European Green Deal: Carbon Border Adjustment Mechanism (CBAM) Agreement
European Green Deal Announcement
Agreement reached on the Carbon Border Adjustment Mechanism (CBAM)
Brussels, 13 December 2022
The Commission welcomes the political agreement reached this morning between the European Parliament and the Council on the Carbon Border Adjustment Mechanism (CBAM). The CBAM is the EU’s landmark tool to put a fair price on the carbon emitted during the production of carbon intensive goods that are entering the EU, and to encourage cleaner industrial production in non-EU countries.
Today’s agreement will be complemented by the revision of the Emissions Trading System (ETS), with negotiations taking place later this week, and that will align the phase-out of the allocation of free allowances with the introduction of CBAM to support the decarbonisation of EU industry.
Climate change is a global problem that needs global solutions. As the EU raises its own climate ambition, and as long as less stringent climate policies prevail in many non-EU countries, there is a risk of so-called ‘carbon leakage’. Carbon leakage occurs when companies based in the EU move carbon-intensive production abroad to countries where less stringent climate policies are in place than in the EU, or when EU products get replaced by more carbon-intensive imports.
By making sure that a price is paid for the embedded carbon emissions generated in the production of certain goods imported into the EU, the CBAM will make sure the carbon price of imports is equivalent to the carbon price of domestic production, thereby ensuring that the EU’s climate objectives are not undermined. The CBAM is designed in such a way that it is compatible with WTO rules.
President von der Leyen said: “I welcome the political agreement reached this morning on the Commission’s proposal for a Carbon Border Adjustment Mechanism. This is a central part of our European Green Deal, preventing the risk of carbon leakage. It is a huge step forward, as we raise our climate ambitions.”
Key elements :
The CBAM will initially apply to imports of certain goods and selected precursors whose production is carbon intensive and at most significant risk of carbon leakage: cement, iron and steel, aluminium, fertilisers, electricity and hydrogen. With this enlarged scope, CBAM will eventually – when fully phased in – capture more than 50% the emissions of the ETS covered sectors. Under this political agreement, the CBAM will enter into force in its transitional phase as of 1 October 2023.

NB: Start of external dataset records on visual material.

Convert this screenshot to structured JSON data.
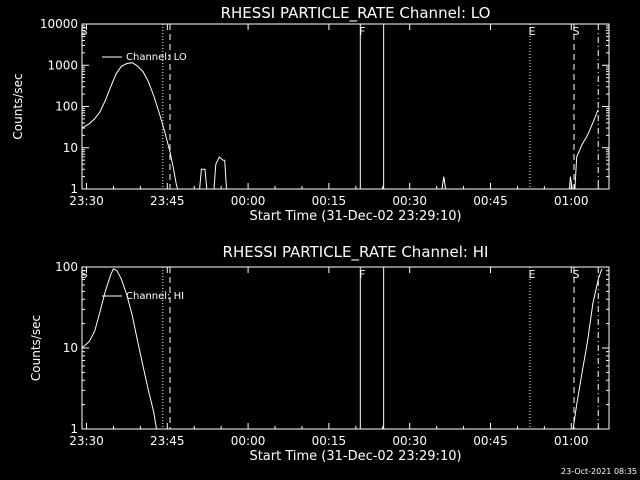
{
  "footer": {
    "timestamp": "23-Oct-2021 08:35"
  },
  "chart_data": [
    {
      "type": "line",
      "title": "RHESSI PARTICLE_RATE Channel: LO",
      "xlabel": "Start Time (31-Dec-02 23:29:10)",
      "ylabel": "Counts/sec",
      "y_scale": "log",
      "ylim": [
        1,
        10000
      ],
      "xlim": [
        "23:29:10",
        "01:07:00"
      ],
      "x_ticks": [
        "23:30",
        "23:45",
        "00:00",
        "00:15",
        "00:30",
        "00:45",
        "01:00"
      ],
      "y_ticks": [
        "1",
        "10",
        "100",
        "1000",
        "10000"
      ],
      "legend": {
        "label": "Channel: LO",
        "placement": "top-left"
      },
      "grid": false,
      "markers": [
        {
          "label": "S",
          "time": "23:29:10",
          "style": "solid"
        },
        {
          "label": "",
          "time": "23:44:10",
          "style": "dotted"
        },
        {
          "label": "",
          "time": "23:45:30",
          "style": "dashed"
        },
        {
          "label": "F",
          "time": "00:20:50",
          "style": "solid"
        },
        {
          "label": "",
          "time": "00:25:10",
          "style": "solid"
        },
        {
          "label": "E",
          "time": "00:52:20",
          "style": "dotted"
        },
        {
          "label": "S",
          "time": "01:00:30",
          "style": "dashed"
        },
        {
          "label": "",
          "time": "01:05:00",
          "style": "dashdot"
        }
      ],
      "series": [
        {
          "segments": [
            [
              [
                "23:29:10",
                30
              ],
              [
                "23:30:30",
                38
              ],
              [
                "23:31:30",
                50
              ],
              [
                "23:32:30",
                75
              ],
              [
                "23:33:30",
                140
              ],
              [
                "23:34:30",
                300
              ],
              [
                "23:35:30",
                620
              ],
              [
                "23:36:30",
                950
              ],
              [
                "23:37:30",
                1100
              ],
              [
                "23:38:30",
                1150
              ],
              [
                "23:39:30",
                950
              ],
              [
                "23:40:30",
                700
              ],
              [
                "23:41:30",
                400
              ],
              [
                "23:42:30",
                180
              ],
              [
                "23:43:30",
                70
              ],
              [
                "23:44:30",
                25
              ],
              [
                "23:45:30",
                8
              ],
              [
                "23:46:10",
                3
              ],
              [
                "23:46:40",
                1.3
              ],
              [
                "23:46:55",
                1
              ]
            ],
            [
              [
                "23:51:00",
                1
              ],
              [
                "23:51:20",
                3
              ],
              [
                "23:52:00",
                3
              ],
              [
                "23:52:20",
                1
              ]
            ],
            [
              [
                "23:53:40",
                1
              ],
              [
                "23:54:00",
                4
              ],
              [
                "23:54:40",
                6
              ],
              [
                "23:55:20",
                5
              ],
              [
                "23:55:40",
                5
              ],
              [
                "23:56:00",
                1
              ]
            ],
            [
              [
                "00:36:00",
                1
              ],
              [
                "00:36:20",
                2
              ],
              [
                "00:36:40",
                1
              ]
            ],
            [
              [
                "00:59:40",
                1
              ],
              [
                "00:59:50",
                2
              ],
              [
                "01:00:10",
                1
              ]
            ],
            [
              [
                "01:00:40",
                1
              ],
              [
                "01:01:00",
                6
              ],
              [
                "01:02:00",
                12
              ],
              [
                "01:03:00",
                20
              ],
              [
                "01:04:00",
                40
              ],
              [
                "01:05:00",
                85
              ]
            ]
          ]
        }
      ]
    },
    {
      "type": "line",
      "title": "RHESSI PARTICLE_RATE Channel: HI",
      "xlabel": "Start Time (31-Dec-02 23:29:10)",
      "ylabel": "Counts/sec",
      "y_scale": "log",
      "ylim": [
        1,
        100
      ],
      "xlim": [
        "23:29:10",
        "01:07:00"
      ],
      "x_ticks": [
        "23:30",
        "23:45",
        "00:00",
        "00:15",
        "00:30",
        "00:45",
        "01:00"
      ],
      "y_ticks": [
        "1",
        "10",
        "100"
      ],
      "legend": {
        "label": "Channel: HI",
        "placement": "top-left"
      },
      "grid": false,
      "markers": [
        {
          "label": "S",
          "time": "23:29:10",
          "style": "solid"
        },
        {
          "label": "",
          "time": "23:44:10",
          "style": "dotted"
        },
        {
          "label": "",
          "time": "23:45:30",
          "style": "dashed"
        },
        {
          "label": "F",
          "time": "00:20:50",
          "style": "solid"
        },
        {
          "label": "",
          "time": "00:25:10",
          "style": "solid"
        },
        {
          "label": "E",
          "time": "00:52:20",
          "style": "dotted"
        },
        {
          "label": "S",
          "time": "01:00:30",
          "style": "dashed"
        },
        {
          "label": "",
          "time": "01:05:00",
          "style": "dashdot"
        }
      ],
      "series": [
        {
          "segments": [
            [
              [
                "23:29:10",
                10
              ],
              [
                "23:30:30",
                12
              ],
              [
                "23:31:30",
                16
              ],
              [
                "23:32:30",
                28
              ],
              [
                "23:33:30",
                50
              ],
              [
                "23:34:30",
                80
              ],
              [
                "23:35:00",
                95
              ],
              [
                "23:35:40",
                90
              ],
              [
                "23:36:30",
                70
              ],
              [
                "23:37:30",
                45
              ],
              [
                "23:38:30",
                25
              ],
              [
                "23:39:30",
                12
              ],
              [
                "23:40:30",
                6
              ],
              [
                "23:41:30",
                3
              ],
              [
                "23:42:30",
                1.6
              ],
              [
                "23:43:00",
                1
              ]
            ],
            [
              [
                "01:00:20",
                1
              ],
              [
                "01:01:00",
                2
              ],
              [
                "01:02:00",
                5
              ],
              [
                "01:03:00",
                12
              ],
              [
                "01:04:00",
                35
              ],
              [
                "01:05:00",
                70
              ],
              [
                "01:05:40",
                95
              ]
            ]
          ]
        }
      ]
    }
  ]
}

The gradual phasing in of CBAM over time will allow for a careful, predictable and proportionate transition for EU and non-EU businesses, as well as for public authorities. During this period, importers of goods in the scope of the new rules will only have to report greenhouse gas emissions (GHG) embedded in their imports (direct emissions), without making any financial payments or adjustments. The agreement foresees that indirect emissions will be covered in the scope after the transitional period, on the basis of a methodology to be defined in the meantime.
Once the permanent system enters into force, according to a schedule to be defined in the revised EU ETS rules currently under negotiation, importers will need to declare each year the quantity of goods imported into the EU in the preceding year and their embedded GHG. They will then surrender the corresponding number of CBAM certificates. The price of the certificates will be calculated depending on the weekly average auction price of EU ETS allowances expressed in €/tonne of CO2 emitted.
A review of the CBAM’s functioning during its transitional phase will be concluded before the entry into force of the definitive system. At the same time, the product scope will be reviewed to assess the feasibility of including other goods produced in sectors covered by the EU ETS in the scope of the CBAM mechanism, such as certain downstream products and those identified as suitable candidates during negotiations. The report will include a timetable setting out their inclusion by 2030.
Given the close links between the new CBAM and the review of the EU ETS, currently under negotiation in ‘trilogue’ between the co-legislators, the final technical details of the mechanism’s functioning will need to be clarified. Once the text has been finalised, the European Parliament and the Council will have to formally adopt the new Regulation before it can enter into force.